California’s AB 51 would have prohibited California employers from including arbitration terms in employment agreements beginning January 1, 2020. After years of ongoing litigation, last week the Ninth Circuit ruled AB 51 to be preempted by the Federal Arbitration Act.
In early January of 2020, a California federal district court granted the U.S. Chamber of Commerce’s request for preliminary injunction, halting the enforcement of AB 51. The State of California appealed the decision to the Ninth Circuit.
In September 2021, a Ninth Circuit panel partially upheld and partially blocked AB 51 under an FAA preemption. In response, the U.S. Chamber of Commerce filed for a rehearing by the full court.
Unexpectedly, in August 2022, the Ninth Circuit decided to withdraw its prior 2021 opinion entirely and grant a panel rehearing.
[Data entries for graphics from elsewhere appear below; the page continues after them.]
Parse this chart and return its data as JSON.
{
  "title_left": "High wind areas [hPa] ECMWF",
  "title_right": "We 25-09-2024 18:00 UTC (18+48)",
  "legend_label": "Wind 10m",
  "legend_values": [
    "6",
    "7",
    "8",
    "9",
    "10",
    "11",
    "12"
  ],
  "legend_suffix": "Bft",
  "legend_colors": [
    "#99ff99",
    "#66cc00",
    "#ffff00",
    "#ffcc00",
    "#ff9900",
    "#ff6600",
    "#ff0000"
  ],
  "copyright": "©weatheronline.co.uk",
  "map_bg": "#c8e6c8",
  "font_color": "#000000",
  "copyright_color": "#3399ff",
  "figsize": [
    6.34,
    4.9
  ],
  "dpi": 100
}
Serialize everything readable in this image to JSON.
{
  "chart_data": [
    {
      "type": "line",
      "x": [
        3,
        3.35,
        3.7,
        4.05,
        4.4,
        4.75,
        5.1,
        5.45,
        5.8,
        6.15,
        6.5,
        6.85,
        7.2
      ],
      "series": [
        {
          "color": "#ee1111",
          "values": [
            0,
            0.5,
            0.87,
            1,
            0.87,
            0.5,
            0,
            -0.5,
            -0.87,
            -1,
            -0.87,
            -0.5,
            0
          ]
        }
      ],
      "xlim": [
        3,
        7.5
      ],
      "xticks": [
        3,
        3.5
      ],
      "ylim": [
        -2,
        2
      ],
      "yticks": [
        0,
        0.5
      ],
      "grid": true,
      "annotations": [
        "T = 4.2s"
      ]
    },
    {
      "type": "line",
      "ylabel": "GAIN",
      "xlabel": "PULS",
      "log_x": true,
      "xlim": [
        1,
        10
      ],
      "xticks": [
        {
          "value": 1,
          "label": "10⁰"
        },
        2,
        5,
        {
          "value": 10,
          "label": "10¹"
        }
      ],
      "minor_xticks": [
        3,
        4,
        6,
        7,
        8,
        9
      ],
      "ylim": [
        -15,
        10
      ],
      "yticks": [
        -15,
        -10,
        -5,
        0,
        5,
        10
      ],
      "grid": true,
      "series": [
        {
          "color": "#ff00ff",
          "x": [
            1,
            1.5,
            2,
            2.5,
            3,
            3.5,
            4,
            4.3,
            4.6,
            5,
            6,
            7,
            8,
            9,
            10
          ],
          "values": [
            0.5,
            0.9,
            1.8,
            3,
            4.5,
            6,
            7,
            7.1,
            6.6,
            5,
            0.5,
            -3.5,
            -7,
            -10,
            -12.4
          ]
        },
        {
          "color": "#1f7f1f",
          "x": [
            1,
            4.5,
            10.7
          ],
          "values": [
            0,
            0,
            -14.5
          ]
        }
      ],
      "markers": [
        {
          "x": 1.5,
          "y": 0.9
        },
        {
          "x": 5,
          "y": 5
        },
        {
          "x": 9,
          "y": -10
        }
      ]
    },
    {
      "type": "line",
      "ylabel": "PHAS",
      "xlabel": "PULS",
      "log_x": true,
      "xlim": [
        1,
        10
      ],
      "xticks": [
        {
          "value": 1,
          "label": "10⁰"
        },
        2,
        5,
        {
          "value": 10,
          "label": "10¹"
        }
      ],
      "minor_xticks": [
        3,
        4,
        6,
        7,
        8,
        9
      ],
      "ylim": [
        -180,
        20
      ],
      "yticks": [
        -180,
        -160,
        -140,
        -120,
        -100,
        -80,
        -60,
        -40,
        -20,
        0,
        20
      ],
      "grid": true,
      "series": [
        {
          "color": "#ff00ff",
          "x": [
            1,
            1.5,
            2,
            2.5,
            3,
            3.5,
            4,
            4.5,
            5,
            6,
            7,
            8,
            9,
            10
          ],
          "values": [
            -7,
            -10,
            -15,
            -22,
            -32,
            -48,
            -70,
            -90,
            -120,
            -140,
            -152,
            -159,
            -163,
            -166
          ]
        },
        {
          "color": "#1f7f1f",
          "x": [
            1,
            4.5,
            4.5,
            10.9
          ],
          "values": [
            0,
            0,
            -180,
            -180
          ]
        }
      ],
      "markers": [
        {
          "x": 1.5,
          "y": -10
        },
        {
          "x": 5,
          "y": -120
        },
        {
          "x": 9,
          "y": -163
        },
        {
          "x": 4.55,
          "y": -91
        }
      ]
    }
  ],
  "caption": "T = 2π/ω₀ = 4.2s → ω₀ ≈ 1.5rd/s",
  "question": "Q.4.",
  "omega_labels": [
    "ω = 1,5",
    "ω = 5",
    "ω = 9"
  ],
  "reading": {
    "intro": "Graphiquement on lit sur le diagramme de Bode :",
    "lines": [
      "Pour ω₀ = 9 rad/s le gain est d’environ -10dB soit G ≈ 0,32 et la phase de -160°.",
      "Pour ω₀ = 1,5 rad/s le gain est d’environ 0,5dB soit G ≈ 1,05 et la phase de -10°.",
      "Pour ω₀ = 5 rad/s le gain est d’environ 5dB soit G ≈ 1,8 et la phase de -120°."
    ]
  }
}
This leads to the ruling of the Ninth Circuit released on February 16.
The Ninth Circuit panel ruled that AB 51 is preempted by the FAA. In affirming the initial grant of a preliminary injunction, the panel referred to long-standing Supreme Court precedent that finds rules that burden the formation of arbitration agreements to be in conflict with the legislative intent of, and therefor preempted by, the FAA.
Furthermore, the Ninth Circuit rejected the State of California’s arguments that clauses of AB 51 can be severed, finding that AB 51’s provision all work together to hinder the formation of arbitration agreements and therefore must be enjoined in whole.
The Ninth Circuit ruling does not bode well for the future of AB 51, however the matter must still return to the district court for final determination on the legality of AB 51.